É no interior das personagens que os fatos revelam-se na narrativa de Clarice Lispector, muito embora não se possa dizer que seus romances estejam atrelados ao romance psicológico (5). Assim, a descrição narrativa serve como ancoragem, mas não determina o lugar, sempre dissimulado, de origem, ou de revelação do acontecimento.

O personagem, autor de um suposto crime, julgando-se assassino de sua mulher, após ter ateado fogo em sua casa, atravessa densa floresta em busca de sua identidade perdida porque rompeu com valores sociais que o aprisionavam, acabando por se alojar na fazenda dirigida por Vitória – que, no jogo de intrigas e ambivalências que se instaura na narrativa, rivaliza e disputa seu amor com a prima Ermelinda, a quem tiraniza assim como aos empregados que de si dependem.

Essa rivalidade surge como forma emblemática e simbólica da contraposição sempre presente entre o lunar e o solar que encena o discurso binário da sexualidade humana. Nesse sentido, o homem e a mulher, em campos de oposição, afirmam a diferença pela oposição sexual, que, no entanto, se apresenta paradoxalmente como plena de ambiguidades em Clarice Lispector, daí podermos dizer que é apenas aparentemente que a oposição entre o solar e o lunar centraliza os acontecimentos em “A maçã no escuro” (6).

O fato revelado – Martim pensa ter assassinado sua mulher – abre espaço para a representação do pacto literário e da cena que permite o vislumbre das relações humanas a perpetuarem o subjugo do humano pelo humano até que o ato de revolta se efetue: a mulher tirana, o homem subjugado, a mulher tiranizada, o homem que tiraniza, o homem que se deixa subjugar, a mulher que assume o lugar do homem ou vice-versa.
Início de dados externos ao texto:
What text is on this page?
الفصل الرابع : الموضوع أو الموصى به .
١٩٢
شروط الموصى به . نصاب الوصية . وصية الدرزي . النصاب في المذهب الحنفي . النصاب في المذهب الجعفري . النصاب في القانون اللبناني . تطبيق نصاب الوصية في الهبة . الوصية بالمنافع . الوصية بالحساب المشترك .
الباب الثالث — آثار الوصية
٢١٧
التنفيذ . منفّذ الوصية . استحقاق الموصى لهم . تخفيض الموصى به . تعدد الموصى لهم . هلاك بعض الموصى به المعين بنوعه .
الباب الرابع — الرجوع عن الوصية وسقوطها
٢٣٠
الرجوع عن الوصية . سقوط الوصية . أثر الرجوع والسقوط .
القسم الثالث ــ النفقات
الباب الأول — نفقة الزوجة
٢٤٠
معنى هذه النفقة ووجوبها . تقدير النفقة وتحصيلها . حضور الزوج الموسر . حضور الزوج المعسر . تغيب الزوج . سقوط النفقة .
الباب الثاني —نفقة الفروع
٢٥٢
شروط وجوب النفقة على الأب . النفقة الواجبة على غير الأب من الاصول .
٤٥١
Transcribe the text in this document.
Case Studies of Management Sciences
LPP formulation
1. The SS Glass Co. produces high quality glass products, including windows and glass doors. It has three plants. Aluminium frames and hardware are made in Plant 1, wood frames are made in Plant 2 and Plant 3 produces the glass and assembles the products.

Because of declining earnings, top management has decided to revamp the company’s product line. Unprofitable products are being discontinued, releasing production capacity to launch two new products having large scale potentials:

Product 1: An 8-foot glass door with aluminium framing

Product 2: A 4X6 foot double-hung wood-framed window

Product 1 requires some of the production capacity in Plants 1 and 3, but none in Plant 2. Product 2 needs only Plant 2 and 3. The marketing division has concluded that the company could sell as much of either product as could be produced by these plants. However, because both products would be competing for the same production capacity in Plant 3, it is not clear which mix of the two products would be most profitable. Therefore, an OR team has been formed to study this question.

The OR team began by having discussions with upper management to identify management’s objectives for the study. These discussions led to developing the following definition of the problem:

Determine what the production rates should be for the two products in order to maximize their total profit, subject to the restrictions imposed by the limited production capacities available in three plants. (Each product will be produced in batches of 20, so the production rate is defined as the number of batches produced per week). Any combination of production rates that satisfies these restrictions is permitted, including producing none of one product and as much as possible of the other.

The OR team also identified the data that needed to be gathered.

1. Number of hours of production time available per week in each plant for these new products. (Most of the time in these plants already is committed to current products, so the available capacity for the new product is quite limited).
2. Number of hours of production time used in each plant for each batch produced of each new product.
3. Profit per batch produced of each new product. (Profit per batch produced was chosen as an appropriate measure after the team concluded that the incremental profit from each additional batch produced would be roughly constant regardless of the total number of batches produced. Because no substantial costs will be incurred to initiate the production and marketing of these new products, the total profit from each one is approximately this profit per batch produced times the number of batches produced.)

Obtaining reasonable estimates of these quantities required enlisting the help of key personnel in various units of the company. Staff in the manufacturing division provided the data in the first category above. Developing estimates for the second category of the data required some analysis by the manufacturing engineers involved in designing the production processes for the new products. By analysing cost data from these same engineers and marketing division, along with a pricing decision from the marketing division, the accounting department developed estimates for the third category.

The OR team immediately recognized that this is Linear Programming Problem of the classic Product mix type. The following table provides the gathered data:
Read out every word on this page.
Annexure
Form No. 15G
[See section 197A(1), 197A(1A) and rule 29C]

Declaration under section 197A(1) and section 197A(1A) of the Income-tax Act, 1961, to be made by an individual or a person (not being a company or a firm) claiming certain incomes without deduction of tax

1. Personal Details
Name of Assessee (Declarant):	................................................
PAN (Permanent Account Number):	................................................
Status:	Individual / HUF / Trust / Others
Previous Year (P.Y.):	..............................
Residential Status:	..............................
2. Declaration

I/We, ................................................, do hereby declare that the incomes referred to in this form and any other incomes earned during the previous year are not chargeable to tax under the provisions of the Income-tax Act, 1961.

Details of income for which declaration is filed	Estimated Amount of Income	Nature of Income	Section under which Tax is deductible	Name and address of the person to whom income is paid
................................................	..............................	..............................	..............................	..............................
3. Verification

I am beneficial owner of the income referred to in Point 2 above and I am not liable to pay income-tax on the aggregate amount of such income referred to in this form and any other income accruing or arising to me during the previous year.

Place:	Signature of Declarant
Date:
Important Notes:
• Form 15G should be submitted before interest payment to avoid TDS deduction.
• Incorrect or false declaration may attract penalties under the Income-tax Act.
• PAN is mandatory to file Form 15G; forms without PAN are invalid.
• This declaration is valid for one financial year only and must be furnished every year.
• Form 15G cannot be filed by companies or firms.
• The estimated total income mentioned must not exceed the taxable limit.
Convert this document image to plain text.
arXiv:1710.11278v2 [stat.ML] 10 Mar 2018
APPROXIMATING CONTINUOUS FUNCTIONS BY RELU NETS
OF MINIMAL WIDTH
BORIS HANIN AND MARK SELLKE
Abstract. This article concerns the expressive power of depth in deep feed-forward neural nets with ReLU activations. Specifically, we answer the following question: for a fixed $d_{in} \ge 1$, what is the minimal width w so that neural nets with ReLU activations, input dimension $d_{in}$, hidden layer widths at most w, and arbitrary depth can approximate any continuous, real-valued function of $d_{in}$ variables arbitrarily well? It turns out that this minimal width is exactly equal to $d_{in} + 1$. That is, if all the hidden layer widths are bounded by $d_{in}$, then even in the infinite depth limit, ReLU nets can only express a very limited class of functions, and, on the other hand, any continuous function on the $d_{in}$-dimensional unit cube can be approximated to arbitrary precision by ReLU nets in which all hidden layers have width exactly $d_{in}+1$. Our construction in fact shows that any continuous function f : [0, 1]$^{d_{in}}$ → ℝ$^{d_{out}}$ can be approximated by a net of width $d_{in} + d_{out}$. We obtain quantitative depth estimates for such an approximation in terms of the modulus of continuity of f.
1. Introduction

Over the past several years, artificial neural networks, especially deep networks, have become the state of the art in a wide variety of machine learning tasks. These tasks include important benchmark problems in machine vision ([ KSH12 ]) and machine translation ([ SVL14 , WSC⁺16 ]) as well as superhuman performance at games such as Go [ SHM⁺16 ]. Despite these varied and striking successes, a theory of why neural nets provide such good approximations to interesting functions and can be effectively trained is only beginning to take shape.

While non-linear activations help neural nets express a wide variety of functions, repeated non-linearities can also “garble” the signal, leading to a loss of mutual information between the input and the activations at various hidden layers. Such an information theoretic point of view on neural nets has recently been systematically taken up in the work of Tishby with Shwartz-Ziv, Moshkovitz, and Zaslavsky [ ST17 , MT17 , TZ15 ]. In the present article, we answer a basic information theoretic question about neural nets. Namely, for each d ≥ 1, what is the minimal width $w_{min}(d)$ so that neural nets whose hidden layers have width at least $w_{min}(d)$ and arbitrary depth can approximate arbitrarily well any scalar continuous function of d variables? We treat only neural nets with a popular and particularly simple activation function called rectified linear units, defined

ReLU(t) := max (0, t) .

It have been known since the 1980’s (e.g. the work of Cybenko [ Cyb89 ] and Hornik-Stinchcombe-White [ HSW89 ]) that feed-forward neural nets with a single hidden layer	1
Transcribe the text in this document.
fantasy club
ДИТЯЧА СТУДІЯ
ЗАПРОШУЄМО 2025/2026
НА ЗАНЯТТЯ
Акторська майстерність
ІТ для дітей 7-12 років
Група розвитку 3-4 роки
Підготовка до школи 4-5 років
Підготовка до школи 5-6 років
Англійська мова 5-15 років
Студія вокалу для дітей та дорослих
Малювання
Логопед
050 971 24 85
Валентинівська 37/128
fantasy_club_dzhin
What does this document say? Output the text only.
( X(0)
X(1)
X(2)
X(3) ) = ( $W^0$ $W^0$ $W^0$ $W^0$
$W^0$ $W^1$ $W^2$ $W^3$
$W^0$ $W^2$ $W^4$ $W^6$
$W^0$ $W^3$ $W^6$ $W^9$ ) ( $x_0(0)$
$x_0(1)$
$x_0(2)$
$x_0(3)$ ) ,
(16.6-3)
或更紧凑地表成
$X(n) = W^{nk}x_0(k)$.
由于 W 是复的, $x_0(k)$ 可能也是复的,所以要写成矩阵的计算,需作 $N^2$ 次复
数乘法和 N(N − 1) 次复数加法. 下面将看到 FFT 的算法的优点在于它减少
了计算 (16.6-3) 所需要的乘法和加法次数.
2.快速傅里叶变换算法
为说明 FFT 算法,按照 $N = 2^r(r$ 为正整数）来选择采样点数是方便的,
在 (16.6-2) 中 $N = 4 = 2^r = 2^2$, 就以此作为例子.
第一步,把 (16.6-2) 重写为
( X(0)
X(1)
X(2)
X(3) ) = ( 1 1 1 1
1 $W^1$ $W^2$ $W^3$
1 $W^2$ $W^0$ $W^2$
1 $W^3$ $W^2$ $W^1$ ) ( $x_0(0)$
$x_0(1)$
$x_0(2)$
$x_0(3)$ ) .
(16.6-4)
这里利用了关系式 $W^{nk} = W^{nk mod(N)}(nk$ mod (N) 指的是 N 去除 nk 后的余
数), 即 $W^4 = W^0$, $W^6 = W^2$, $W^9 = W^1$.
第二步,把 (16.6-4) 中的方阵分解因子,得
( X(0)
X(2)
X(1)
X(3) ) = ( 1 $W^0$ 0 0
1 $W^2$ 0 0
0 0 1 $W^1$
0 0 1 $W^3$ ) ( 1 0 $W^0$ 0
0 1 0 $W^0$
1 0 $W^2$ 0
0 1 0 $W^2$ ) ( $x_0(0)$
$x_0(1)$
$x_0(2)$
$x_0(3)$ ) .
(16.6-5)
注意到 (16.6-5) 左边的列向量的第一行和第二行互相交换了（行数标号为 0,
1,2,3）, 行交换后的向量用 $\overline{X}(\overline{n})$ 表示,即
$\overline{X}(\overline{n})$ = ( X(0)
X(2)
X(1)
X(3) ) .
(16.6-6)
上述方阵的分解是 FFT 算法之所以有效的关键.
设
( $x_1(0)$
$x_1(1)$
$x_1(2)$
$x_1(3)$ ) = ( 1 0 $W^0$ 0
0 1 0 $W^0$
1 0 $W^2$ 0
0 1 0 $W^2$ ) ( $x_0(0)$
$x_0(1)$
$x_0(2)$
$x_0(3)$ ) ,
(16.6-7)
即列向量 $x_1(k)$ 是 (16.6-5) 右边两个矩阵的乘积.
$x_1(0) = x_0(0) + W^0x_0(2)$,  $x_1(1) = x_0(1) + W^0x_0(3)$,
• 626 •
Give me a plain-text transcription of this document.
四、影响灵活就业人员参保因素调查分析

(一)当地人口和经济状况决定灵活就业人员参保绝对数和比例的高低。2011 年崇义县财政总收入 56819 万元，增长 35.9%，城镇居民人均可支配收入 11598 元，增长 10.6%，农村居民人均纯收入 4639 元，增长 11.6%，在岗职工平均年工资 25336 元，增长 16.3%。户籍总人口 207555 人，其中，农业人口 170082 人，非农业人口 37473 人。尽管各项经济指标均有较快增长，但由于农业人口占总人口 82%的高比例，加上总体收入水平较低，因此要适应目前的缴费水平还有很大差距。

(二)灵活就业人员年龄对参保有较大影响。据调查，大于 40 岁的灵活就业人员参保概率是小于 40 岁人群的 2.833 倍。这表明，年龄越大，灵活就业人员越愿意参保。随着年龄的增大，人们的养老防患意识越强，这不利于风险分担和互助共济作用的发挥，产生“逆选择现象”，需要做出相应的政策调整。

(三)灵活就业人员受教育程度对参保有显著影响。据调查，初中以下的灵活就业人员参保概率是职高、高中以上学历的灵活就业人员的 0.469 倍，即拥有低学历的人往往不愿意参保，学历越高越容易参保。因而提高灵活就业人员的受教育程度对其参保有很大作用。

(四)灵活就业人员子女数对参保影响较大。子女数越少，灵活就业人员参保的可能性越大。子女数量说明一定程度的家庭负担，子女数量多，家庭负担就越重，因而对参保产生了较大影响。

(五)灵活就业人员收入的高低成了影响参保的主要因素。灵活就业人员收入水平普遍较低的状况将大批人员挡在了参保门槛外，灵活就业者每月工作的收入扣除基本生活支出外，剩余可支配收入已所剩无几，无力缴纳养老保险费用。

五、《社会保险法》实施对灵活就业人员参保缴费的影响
Estas relações, em tensão, reenviam para a problemática do cenário que entorna a questão do humano como ser que procura a felicidade e que sempre se depara com a justiça, com o porvir e com a alteridade radical do inteiramente outro (7).

No limite, o jogo amoroso se traduz pelo deslocamento paradoxal dos sentimentos amorosos e pela sobreposição de gêneros: amor e ódio formam a constelação necessária para o desenlace das tensões organizadas, pois é necessariamente no limite que as relações humanas conjugam esperança e alegria, dor e tristeza, amargura e alento, utopia e distopia, no almejo, sempre presente no humano, de um mundo melhor.

E é pensando nessas relações que o objetivo deste trabalho aqui se desenha: tentar compreender como, a partir do jogo feminino e masculino, se instaura em Clarice Lispector um outro cenário que constitui o impasse entre esses dois elementos, a elaborarem, em si, a derrota e a promessa do eterno Eldorado perdido. É a partir dessa outra cena que pretende-se invocar a complexa relação que ocorre entre o lunar e o solar, o feminino e o masculino. É a partir dessa cena instituída que se pretende compreender a utopia e a distopia que comparecem na literatura de Clarice Lispector.

Pode-se pensar que essa cena se compõe e se recompõe como dupla face: reflete o cenário de um colóquio alquimista que preocupa-se em elencar o homem do novo mundo e sua utopia de progresso e alegria no fulgor da esperança de um mundo melhor para todos, e isto ocorrendo, de maneira bastante pertinente, justamente em um momento histórico ambivalente e que tem colocado em causa toda e qualquer ideia de progresso.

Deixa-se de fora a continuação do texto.